On her website, Warren introduces plans to help fill financial gaps in housing and entrepreneurship that exist in black communities.
“My housing plan will help families living in formerly redlined areas buy a home and start building the kind of wealth that government-sponsored discrimination denied their parents and grandparents,” the website states. “My plan for entrepreneurs of color will level the playing field by creating a new program with $7 billion in funding to provide grants to entrepreneurs of color.”
3 Bernie Sanders
Sen. Bernie Sanders, D-Vt., has spoken out against racism but also opposed the idea of reparations. While he has supported more research being done about the topic, Sanders explained why he does not want to just blindly give money to the black community.
“Here’s my fear about reparations, and I understand the issue, and I’m on board the legislation that will study the issue,” the Vermont senator previously said at an NAACP convention. “Here’s my fear: The Congress gives the African American community a $20,000 check, and says, ‘Thank you, that took care of slavery, we don’t have to worry about anything more.’ I think that’s wrong, I want to build, rebuild the distressed communities in America.”
Former South Bend Mayor Pete Buttigieg has his own plan for reparations called The Douglass Plan which is outlined on his website.
“Pete has already committed to creating a commission to propose reparations policies to Congress,” the website states. “The Douglass Plan, which is a complement to any potential reparations proposals, aims to provide the scale and scope necessary for true nationwide restorative justice. Its policies touch every facet of American life, and like the values animating Pete’s campaign, reflect the principles of Freedom, Security, and Democracy.”
5. Amy Klobuchar
Sen. Amy Klobuchar (D-Minn.) has not supported the idea of reparations. Instead, she has approved of investing in communities impacted by racism.

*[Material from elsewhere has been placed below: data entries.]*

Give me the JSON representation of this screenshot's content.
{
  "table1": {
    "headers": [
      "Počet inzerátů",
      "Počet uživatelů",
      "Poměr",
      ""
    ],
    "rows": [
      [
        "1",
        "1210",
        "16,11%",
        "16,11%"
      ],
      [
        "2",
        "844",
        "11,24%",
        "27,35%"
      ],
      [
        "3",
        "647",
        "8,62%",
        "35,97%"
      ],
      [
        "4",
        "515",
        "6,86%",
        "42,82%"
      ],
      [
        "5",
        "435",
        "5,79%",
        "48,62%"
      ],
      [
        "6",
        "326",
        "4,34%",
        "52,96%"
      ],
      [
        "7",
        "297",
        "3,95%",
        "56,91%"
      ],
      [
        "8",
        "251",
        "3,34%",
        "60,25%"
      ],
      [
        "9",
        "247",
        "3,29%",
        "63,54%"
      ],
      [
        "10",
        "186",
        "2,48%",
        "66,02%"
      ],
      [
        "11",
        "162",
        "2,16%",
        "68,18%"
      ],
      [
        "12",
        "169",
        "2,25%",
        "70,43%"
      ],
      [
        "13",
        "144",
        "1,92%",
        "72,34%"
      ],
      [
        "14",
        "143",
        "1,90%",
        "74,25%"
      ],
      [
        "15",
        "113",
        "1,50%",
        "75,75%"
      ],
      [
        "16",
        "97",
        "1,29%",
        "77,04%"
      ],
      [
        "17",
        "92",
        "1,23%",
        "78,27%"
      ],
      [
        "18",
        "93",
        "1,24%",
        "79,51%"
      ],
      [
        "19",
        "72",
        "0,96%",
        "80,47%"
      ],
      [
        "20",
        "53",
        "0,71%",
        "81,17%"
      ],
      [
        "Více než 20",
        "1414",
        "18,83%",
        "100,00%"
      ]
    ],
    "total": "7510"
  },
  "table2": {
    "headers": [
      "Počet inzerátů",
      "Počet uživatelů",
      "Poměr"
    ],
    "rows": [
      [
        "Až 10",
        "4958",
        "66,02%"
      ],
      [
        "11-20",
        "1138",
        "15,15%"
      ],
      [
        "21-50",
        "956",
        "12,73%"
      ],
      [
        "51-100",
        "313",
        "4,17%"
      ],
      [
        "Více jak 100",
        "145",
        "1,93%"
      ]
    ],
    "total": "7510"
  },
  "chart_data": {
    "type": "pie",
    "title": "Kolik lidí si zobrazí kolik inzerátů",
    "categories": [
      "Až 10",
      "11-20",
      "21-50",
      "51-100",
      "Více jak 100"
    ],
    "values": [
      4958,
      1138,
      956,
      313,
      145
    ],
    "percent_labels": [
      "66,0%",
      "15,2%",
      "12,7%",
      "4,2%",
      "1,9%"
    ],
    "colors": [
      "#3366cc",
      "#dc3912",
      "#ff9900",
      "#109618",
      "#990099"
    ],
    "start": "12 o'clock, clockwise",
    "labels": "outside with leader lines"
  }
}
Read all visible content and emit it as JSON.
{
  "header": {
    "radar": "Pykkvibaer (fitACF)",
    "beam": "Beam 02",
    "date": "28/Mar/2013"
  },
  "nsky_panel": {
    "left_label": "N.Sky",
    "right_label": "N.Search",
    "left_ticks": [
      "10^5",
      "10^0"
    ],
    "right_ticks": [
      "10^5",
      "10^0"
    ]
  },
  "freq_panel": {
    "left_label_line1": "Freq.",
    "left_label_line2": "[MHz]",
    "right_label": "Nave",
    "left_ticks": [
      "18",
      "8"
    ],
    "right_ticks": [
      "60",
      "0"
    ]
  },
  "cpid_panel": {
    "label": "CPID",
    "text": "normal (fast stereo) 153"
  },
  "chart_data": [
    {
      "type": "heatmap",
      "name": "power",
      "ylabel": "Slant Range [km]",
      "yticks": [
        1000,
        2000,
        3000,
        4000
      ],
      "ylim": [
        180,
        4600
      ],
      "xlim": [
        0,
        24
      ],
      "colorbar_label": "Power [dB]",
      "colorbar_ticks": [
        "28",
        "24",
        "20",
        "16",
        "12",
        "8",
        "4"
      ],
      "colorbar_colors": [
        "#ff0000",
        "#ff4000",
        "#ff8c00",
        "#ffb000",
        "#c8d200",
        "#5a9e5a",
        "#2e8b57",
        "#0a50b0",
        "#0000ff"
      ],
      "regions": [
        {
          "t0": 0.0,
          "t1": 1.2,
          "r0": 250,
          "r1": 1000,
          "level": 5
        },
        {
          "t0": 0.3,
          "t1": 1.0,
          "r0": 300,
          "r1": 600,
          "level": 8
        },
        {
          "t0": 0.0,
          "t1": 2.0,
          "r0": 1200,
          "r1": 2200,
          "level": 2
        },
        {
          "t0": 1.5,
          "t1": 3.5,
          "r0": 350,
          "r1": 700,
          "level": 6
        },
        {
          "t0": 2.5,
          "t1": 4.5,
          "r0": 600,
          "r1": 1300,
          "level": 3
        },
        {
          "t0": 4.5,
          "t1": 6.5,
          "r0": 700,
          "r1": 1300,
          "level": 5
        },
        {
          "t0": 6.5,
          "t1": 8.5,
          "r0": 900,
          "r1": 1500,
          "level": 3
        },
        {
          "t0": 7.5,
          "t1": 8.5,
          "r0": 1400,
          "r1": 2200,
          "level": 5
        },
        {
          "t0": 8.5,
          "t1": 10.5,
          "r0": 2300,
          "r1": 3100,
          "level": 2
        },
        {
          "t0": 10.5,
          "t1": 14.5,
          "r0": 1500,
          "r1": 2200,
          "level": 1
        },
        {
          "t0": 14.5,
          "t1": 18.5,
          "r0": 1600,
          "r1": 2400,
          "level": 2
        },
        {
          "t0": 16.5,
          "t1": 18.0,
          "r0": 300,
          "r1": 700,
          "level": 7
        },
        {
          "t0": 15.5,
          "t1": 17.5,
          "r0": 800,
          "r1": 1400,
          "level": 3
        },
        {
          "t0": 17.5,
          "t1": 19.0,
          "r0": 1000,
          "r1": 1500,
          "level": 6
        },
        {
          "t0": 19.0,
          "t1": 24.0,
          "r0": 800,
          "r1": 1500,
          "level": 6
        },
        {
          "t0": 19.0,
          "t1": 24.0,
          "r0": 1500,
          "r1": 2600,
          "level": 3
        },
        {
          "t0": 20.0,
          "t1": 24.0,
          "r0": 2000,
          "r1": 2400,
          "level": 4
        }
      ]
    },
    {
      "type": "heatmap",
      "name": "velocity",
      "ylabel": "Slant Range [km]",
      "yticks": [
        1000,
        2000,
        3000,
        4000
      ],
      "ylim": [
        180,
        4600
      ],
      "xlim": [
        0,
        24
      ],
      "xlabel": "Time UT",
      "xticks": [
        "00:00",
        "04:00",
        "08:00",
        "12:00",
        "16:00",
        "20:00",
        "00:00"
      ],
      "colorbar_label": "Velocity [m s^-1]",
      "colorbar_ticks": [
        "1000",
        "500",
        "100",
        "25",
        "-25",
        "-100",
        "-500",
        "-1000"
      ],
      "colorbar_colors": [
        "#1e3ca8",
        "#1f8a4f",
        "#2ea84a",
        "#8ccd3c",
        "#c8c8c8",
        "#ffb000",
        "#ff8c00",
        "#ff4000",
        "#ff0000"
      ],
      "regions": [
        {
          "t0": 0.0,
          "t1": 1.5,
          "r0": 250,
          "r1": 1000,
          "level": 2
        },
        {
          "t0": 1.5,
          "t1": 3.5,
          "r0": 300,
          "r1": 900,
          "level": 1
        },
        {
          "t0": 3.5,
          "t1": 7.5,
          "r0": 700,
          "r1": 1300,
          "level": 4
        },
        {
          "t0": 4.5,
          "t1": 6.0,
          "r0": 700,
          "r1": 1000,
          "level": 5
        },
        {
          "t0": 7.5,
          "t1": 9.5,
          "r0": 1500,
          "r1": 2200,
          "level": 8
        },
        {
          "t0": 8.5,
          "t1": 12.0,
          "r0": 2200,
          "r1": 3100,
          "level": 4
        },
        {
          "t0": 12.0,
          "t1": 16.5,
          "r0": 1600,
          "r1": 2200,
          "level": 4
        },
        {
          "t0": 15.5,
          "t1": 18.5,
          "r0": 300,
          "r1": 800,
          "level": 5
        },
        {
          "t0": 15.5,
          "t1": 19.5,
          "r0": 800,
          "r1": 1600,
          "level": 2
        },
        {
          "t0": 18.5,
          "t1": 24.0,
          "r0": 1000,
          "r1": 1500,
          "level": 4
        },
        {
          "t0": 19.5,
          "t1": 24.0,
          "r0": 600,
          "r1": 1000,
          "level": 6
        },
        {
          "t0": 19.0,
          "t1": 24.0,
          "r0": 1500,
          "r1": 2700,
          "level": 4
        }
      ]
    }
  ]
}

“What we can do is invest in those communities. Acknowledge what’s happened. … Making sure we have that shared dream of opportunity for all Americans,” she said during an interview on NBC’s “Meet the Press.” “…It doesn’t have to be a direct pay for each person.”
6. Joe Biden
Former Vice President Joe Biden has been on record opposing the idea of reparations.
“I don’t feel responsible for the sins of my father and grandfather, I feel responsible for what the situation is today for sins of my own generation and I’ll be damned if I feel responsible to pay for what happened 300 years ago,'” he said in a 1975 interview that was brought onto the Democratic primary debate stage last year.
A spokesperson for his campaign revealed that Biden “believes that we should gather the data necessary to have an informed conversation about reparations, but he has not endorsed a specific bill.”
7. Mike Bloomberg
Former New York City Mayor Mike Bloomberg has supported H.R. 40, the House bill that calls for formal studies to be done about reparations. He has also spoken about plans to give $70 billion to the “100 most disadvantaged neighborhoods,” while creating 1 million new black homeowners and 100,000 new black-owned businesses.
“The exploitation worked exactly as it was designed to — slavery, sharecropping, Jim Crow, segregation and redlining,” Bloomberg said at the Vernon Chapel AME Church earlier this year. “For hundreds of years, America systematically stole black lives, black freedom and black labor. Well, it’s past time to say enough — and to damn well do something about it.